Rationale: The developmental origins of health and disease (DoHaD) hypothesis, states that antenatal and early life exposure to a suboptimal environment can predispose for adverse health outcomes in adult life, such as cardiometabolic disease. Modification of the epigenome, and more specifically the methylome, seems a plausible mechanism for this. It has been shown that a suboptimal early environment, such as famine during the periconception period, can perturb DNA methylation signatures of the offspring. Furthermore, the preimplantation period is likely to represent a critical window for the establishment of optimal DNA methylation as epigenetic reprogramming takes place during this time. The precise influence of environmental factors during this time is incompletely understood; human studies of the preimplantation period are complicated by an inaccessibility of samples and the high variability of the environment induced by maternal factors. Here, the study of monozygotic twins can be employed. Although monozygotic twins are genetically identical, they can differ phenotypically, for example in birth weight. Phenotype and methylome differences attributable to genetic and maternal differences can be ruled out, meaning that intra-pair differences must be a result of variation in their prentatal environment. Furthermore, the moment of splitting defines the point from which twins can experience environmental differences. The timing of the moment of splitting is variable amongst twins and can be inferred from chorionicity, allowing a time-line of early environmental influences to be established. Monozygotic twins can remain discordant for growth and health outcomes throughout life, implying the prenatal establishment of a regulatory program with effects that persist into adulthood.

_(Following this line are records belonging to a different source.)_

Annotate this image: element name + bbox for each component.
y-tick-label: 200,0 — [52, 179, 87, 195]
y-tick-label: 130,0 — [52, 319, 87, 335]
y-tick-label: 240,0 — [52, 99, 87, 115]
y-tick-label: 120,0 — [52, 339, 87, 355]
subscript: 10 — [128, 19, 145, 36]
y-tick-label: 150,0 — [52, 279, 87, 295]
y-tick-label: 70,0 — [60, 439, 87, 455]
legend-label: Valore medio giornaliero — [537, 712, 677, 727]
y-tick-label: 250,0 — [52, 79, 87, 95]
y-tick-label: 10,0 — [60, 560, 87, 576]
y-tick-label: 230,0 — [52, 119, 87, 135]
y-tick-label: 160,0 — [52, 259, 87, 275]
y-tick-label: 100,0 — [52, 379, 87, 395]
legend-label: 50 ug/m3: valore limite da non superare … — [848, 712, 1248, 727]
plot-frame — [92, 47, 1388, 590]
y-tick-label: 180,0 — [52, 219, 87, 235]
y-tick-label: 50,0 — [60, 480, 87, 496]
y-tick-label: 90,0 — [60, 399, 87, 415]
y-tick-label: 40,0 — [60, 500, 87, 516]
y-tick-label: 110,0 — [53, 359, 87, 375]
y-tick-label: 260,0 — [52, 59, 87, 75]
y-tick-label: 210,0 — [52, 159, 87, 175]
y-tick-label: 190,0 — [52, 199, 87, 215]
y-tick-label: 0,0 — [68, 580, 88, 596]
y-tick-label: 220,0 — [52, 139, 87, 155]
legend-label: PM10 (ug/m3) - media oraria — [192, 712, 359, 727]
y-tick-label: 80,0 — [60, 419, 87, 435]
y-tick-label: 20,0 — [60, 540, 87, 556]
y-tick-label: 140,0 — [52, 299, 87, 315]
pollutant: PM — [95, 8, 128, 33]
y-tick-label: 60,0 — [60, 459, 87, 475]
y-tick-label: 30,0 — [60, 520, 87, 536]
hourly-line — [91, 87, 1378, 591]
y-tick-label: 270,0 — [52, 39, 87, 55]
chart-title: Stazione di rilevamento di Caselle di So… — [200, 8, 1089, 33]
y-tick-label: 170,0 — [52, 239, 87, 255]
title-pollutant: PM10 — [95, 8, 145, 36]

Objective: To investigate the effect of the moment of splitting (chorionicity) on the placental and saliva (in adulthood) methylome and cardiometabolic disease risk in monozygotic twin pairs. Birth weight discordance will be used as an indicator of prenatal environmental heterogeneity between the twins.

Study design: prospective twin cohort - using a subset of twins from the East Flanders Prospective Twin Study (EFPTS).

Main study parameters/endpoints: Placenta (birth) and saliva (adulthood) DNA methylation. Questionnaire-based adult anthropometric measurements and cardiometabolic disease risk data.

Nature and extent of the burden and risks associated with participation, benefit and group relatedness: There is no risk or benefit to participants associated with participation in this study as DNA methylation analyses cannot be used to identify disease (susceptibility). Placental tissue samples were already collected at birth and stored in a biobank. Further samples for DNA methylation analysis will be collected non-invasively by saliva sample. There is a minor time burden associated with participation in questionnaire-based data collection at the adult time point, however this is not expected to be excessive.